There will be parties and meetings of friends and families. Thousands of liters of alcoholic beverages will be consumed, hundreds of tonnes of food will be devoured, and a wonderful time will generally be had be all.
This “most wonderful time of the year” has devolved over time into a shameless orgy of consumerism and keeping up with the Jones’. Hollyweird is helping fan the flames of this wasteful expenditure of time and money by pumping out movie after saccharine-sweet movie encouraging the public to spend, spend, spend. The overarching message of the “holiday” season seems to be, “if you haven’t spent as much as your neighbors this year, there must be something wrong with you.
Humbug! Balderdash! Insert scatalogical epithet here! I refuse to get caught up in the hype surrounding the Silly Season. I rarely send presents, and do not expect presents from my friends and family. I send personal email messages to friends and family, but not greetings cards. I avoid malls like the plague, and generally hunker down and snarl at the television until the season is over. I see no reason to throw good money away on fripperies and frills (such as greetings cards, decorations, and other accouterments) just because “it’s the Holidays!” I genuinely do not care whether or not other people observe the holidays. If they want to waste their money, let ’em. But I refuse to follow suit just because everyone else is doing it. Freedom begins when you tell Mrs. Grundy to go fly a kite. When you refuse to allow yourself to get sucked in to the nationwide consumerism free-for-all, you discover that you have more spending money, more free time, and far fewer headaches (both physical and metaphoric).

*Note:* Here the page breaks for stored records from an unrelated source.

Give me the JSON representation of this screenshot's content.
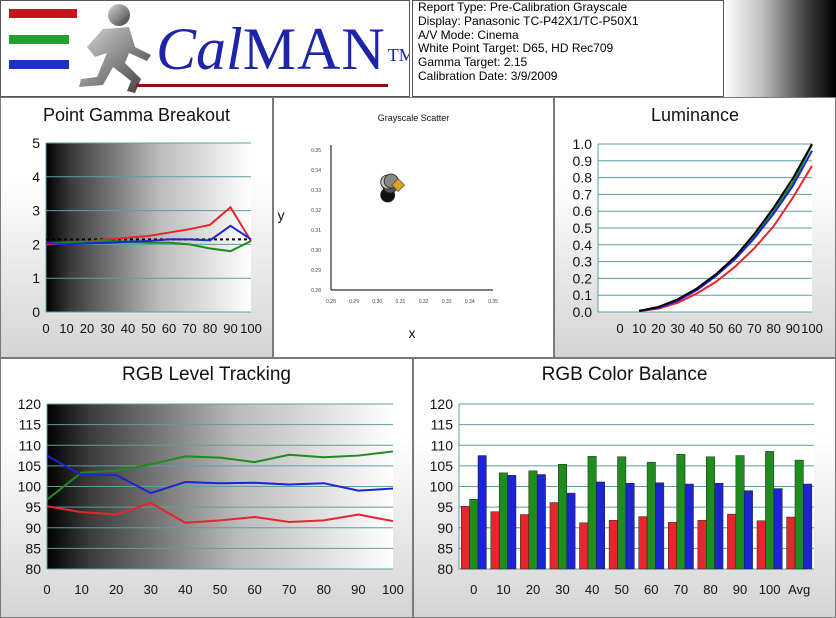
{
  "header": {
    "logo": {
      "brand_prefix": "Cal",
      "brand_suffix": "MAN",
      "trademark": "TM",
      "stripe_colors": [
        "#c0151b",
        "#22a22d",
        "#1f31b8"
      ],
      "brand_color": "#1e24a8"
    },
    "report_lines": [
      "Report Type: Pre-Calibration Grayscale",
      "Display: Panasonic TC-P42X1/TC-P50X1",
      "A/V Mode: Cinema",
      "White Point Target: D65, HD Rec709",
      "Gamma Target: 2.15",
      "Calibration Date: 3/9/2009"
    ]
  },
  "colors": {
    "red": "#e8242c",
    "green": "#1e8c1e",
    "blue": "#1c24d4",
    "grid": "#5aa0a0",
    "target": "#000000"
  },
  "chart_data": [
    {
      "id": "gamma",
      "type": "line",
      "title": "Point Gamma Breakout",
      "x": [
        0,
        10,
        20,
        30,
        40,
        50,
        60,
        70,
        80,
        90,
        100
      ],
      "ylim": [
        0,
        5
      ],
      "yticks": [
        0,
        1,
        2,
        3,
        4,
        5
      ],
      "series": [
        {
          "key": "red",
          "values": [
            2.0,
            2.05,
            2.08,
            2.15,
            2.2,
            2.25,
            2.35,
            2.45,
            2.58,
            3.1,
            2.1
          ]
        },
        {
          "key": "green",
          "values": [
            2.05,
            2.05,
            2.08,
            2.1,
            2.08,
            2.05,
            2.05,
            2.0,
            1.88,
            1.8,
            2.1
          ]
        },
        {
          "key": "blue",
          "values": [
            2.05,
            2.0,
            2.03,
            2.05,
            2.08,
            2.1,
            2.15,
            2.15,
            2.12,
            2.55,
            2.15
          ]
        }
      ],
      "target": 2.15
    },
    {
      "id": "scatter",
      "type": "scatter",
      "title": "Grayscale Scatter",
      "xlabel": "x",
      "ylabel": "y",
      "xticks": [
        "0.28",
        "0.29",
        "0.30",
        "0.31",
        "0.32",
        "0.33",
        "0.34",
        "0.35"
      ],
      "yticks": [
        "0.28",
        "0.29",
        "0.30",
        "0.31",
        "0.32",
        "0.33",
        "0.34",
        "0.35"
      ],
      "xlim": [
        0.28,
        0.35
      ],
      "ylim": [
        0.28,
        0.35
      ],
      "points": [
        {
          "x": 0.3045,
          "y": 0.3275,
          "color": "#111111"
        },
        {
          "x": 0.3055,
          "y": 0.332,
          "color": "#555555"
        },
        {
          "x": 0.3045,
          "y": 0.334,
          "color": "#bdbdbd"
        },
        {
          "x": 0.306,
          "y": 0.3345,
          "color": "#888888"
        },
        {
          "x": 0.309,
          "y": 0.3325,
          "color": "#e0a020",
          "shape": "diamond"
        }
      ]
    },
    {
      "id": "luminance",
      "type": "line",
      "title": "Luminance",
      "x": [
        10,
        20,
        30,
        40,
        50,
        60,
        70,
        80,
        90,
        100
      ],
      "ylim": [
        0,
        1
      ],
      "xticks": [
        0,
        10,
        20,
        30,
        40,
        50,
        60,
        70,
        80,
        90,
        100
      ],
      "yticks": [
        "0.0",
        "0.1",
        "0.2",
        "0.3",
        "0.4",
        "0.5",
        "0.6",
        "0.7",
        "0.8",
        "0.9",
        "1.0"
      ],
      "series": [
        {
          "key": "red",
          "values": [
            0.005,
            0.02,
            0.055,
            0.11,
            0.18,
            0.27,
            0.38,
            0.51,
            0.68,
            0.87
          ]
        },
        {
          "key": "green",
          "values": [
            0.007,
            0.027,
            0.07,
            0.135,
            0.22,
            0.325,
            0.455,
            0.605,
            0.77,
            0.995
          ]
        },
        {
          "key": "blue",
          "values": [
            0.006,
            0.025,
            0.067,
            0.13,
            0.215,
            0.315,
            0.44,
            0.585,
            0.75,
            0.96
          ]
        },
        {
          "key": "target",
          "values": [
            0.007,
            0.03,
            0.075,
            0.14,
            0.225,
            0.33,
            0.465,
            0.62,
            0.795,
            1.0
          ]
        }
      ]
    },
    {
      "id": "tracking",
      "type": "line",
      "title": "RGB Level Tracking",
      "x": [
        0,
        10,
        20,
        30,
        40,
        50,
        60,
        70,
        80,
        90,
        100
      ],
      "ylim": [
        80,
        120
      ],
      "yticks": [
        80,
        85,
        90,
        95,
        100,
        105,
        110,
        115,
        120
      ],
      "series": [
        {
          "key": "red",
          "values": [
            95.2,
            93.8,
            93.2,
            96.0,
            91.2,
            91.8,
            92.6,
            91.4,
            91.8,
            93.2,
            91.6
          ]
        },
        {
          "key": "green",
          "values": [
            96.8,
            103.4,
            103.8,
            105.4,
            107.3,
            107.0,
            105.9,
            107.7,
            107.1,
            107.5,
            108.5
          ]
        },
        {
          "key": "blue",
          "values": [
            107.5,
            102.8,
            102.8,
            98.4,
            101.1,
            100.8,
            100.9,
            100.5,
            100.8,
            99.0,
            99.5
          ]
        }
      ]
    },
    {
      "id": "balance",
      "type": "bar",
      "title": "RGB Color Balance",
      "categories": [
        "0",
        "10",
        "20",
        "30",
        "40",
        "50",
        "60",
        "70",
        "80",
        "90",
        "100",
        "Avg"
      ],
      "ylim": [
        80,
        120
      ],
      "yticks": [
        80,
        85,
        90,
        95,
        100,
        105,
        110,
        115,
        120
      ],
      "series": [
        {
          "key": "red",
          "values": [
            95.2,
            93.9,
            93.2,
            96.1,
            91.2,
            91.8,
            92.7,
            91.3,
            91.8,
            93.3,
            91.7,
            92.6
          ]
        },
        {
          "key": "green",
          "values": [
            96.9,
            103.3,
            103.8,
            105.4,
            107.3,
            107.2,
            105.9,
            107.8,
            107.2,
            107.5,
            108.5,
            106.4
          ]
        },
        {
          "key": "blue",
          "values": [
            107.5,
            102.7,
            102.9,
            98.4,
            101.1,
            100.8,
            100.9,
            100.6,
            100.8,
            99.0,
            99.5,
            100.6
          ]
        }
      ]
    }
  ]
}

Why is it that people only give a shrill soprano hoot in HELL about other people during a six week period starting in the middle of November? For 46 weeks a year, people generally treat their fellows with disdain and contempt. But that all magically disappears the morning after Thanksgiving. Back in the middle ages (when most of our “holiday traditions” were created), it made a bit of sense. When actual wolves would sometimes literally appear at your door during the winters, the humble traditions of sharing and caring and visiting neighbors were vital survival tools. This is no longer the case. When we talk about “the wolf at the door” in America today, we’re referring only to figurative hardships.
When the original foundation behind the traditions are no longer valid, the focus of the “holidays” changes from a communal means for survival through harsh winters to a religious observance to a quaint holiday tradition to a marketing ploy. I refuse to buy into the Hype, and I bitterly resent the nonsensical marketing with which I am constantly bombarded. All this advertising is insulting to my intelligence. In my opinion, it is insulting to the intelligence of chimpanzees.
Ookookookackaa aa aa aa aa! Shiny things! Oooooooo!
Current Status: Annoyed
Music: Space Lord, by Monster Magnet.